Malkie (2003) afirma ser impossível descartar a existência de fatores comportamentais ou psicológicos na precificação de ativos. Além disso, o autor afirma que os preços das ações podem ser altamente sensíveis, como resultado de respostas racionais a pequenas mudanças nas taxas de juros e diferentes percepções de risco. Assim, o autor ainda destaca que enquanto existirem bolsas de valores, haverá decisões que nem sempre são 100% racionais. Diante disto,
Diante dessa influência comportamental e psicológica temos os estudos das finanças comportamentais, onde, em contraponto as finanças “tradicionais”, acredita que os indivíduos não são, como preconiza a hipótese do mercado eficiente, 100% racionais. Ou seja, não acredita na ideia do Homo economicus, idealizado pelos teóricos.
Assim, qual é sua opinião?

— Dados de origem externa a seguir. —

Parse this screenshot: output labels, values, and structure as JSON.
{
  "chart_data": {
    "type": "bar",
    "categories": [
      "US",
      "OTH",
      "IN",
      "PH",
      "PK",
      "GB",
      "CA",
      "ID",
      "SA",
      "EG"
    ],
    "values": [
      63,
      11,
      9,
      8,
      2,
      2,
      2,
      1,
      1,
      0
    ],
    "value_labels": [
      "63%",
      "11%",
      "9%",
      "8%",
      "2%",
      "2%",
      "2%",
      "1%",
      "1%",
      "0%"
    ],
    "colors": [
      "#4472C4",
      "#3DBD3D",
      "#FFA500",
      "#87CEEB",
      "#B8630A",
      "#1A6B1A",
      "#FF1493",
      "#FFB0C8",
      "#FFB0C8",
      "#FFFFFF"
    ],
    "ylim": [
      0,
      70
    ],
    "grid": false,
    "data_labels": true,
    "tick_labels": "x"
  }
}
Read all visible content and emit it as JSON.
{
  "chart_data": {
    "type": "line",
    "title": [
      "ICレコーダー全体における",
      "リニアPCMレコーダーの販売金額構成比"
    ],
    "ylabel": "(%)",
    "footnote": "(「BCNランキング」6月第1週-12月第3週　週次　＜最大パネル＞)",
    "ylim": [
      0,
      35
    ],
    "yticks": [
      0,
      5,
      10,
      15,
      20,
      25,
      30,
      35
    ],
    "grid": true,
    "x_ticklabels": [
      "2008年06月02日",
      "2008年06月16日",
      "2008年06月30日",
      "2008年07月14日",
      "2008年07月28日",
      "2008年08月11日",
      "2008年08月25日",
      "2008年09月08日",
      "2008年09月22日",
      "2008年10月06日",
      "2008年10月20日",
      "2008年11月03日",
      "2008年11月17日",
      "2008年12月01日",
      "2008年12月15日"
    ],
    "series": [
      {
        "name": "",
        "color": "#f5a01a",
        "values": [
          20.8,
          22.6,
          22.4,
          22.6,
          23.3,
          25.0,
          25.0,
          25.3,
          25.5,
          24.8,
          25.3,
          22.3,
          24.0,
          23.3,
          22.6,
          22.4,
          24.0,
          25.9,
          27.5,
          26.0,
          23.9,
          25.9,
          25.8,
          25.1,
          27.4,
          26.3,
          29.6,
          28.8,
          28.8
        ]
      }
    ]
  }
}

Considerando os recentes casos de Insider Trading (como o caso de Joesley Batista), as ações das companhias listadas no mercado acionário brasileiro refletem, de fato, as informações públicas disponíveis?

Referências

FAMA, E. F. Efficient capital markets: a review of theory and empirical work. The Journal of Finance, Chicago: American Finance Association, v. 25, n. 2, p. 383-417, May 1970.

MALKIEL, Burton G. The efficient market hypothesis and its critics. Journal of economic perspectives, v. 17, n. 1, p. 59-82, 2003.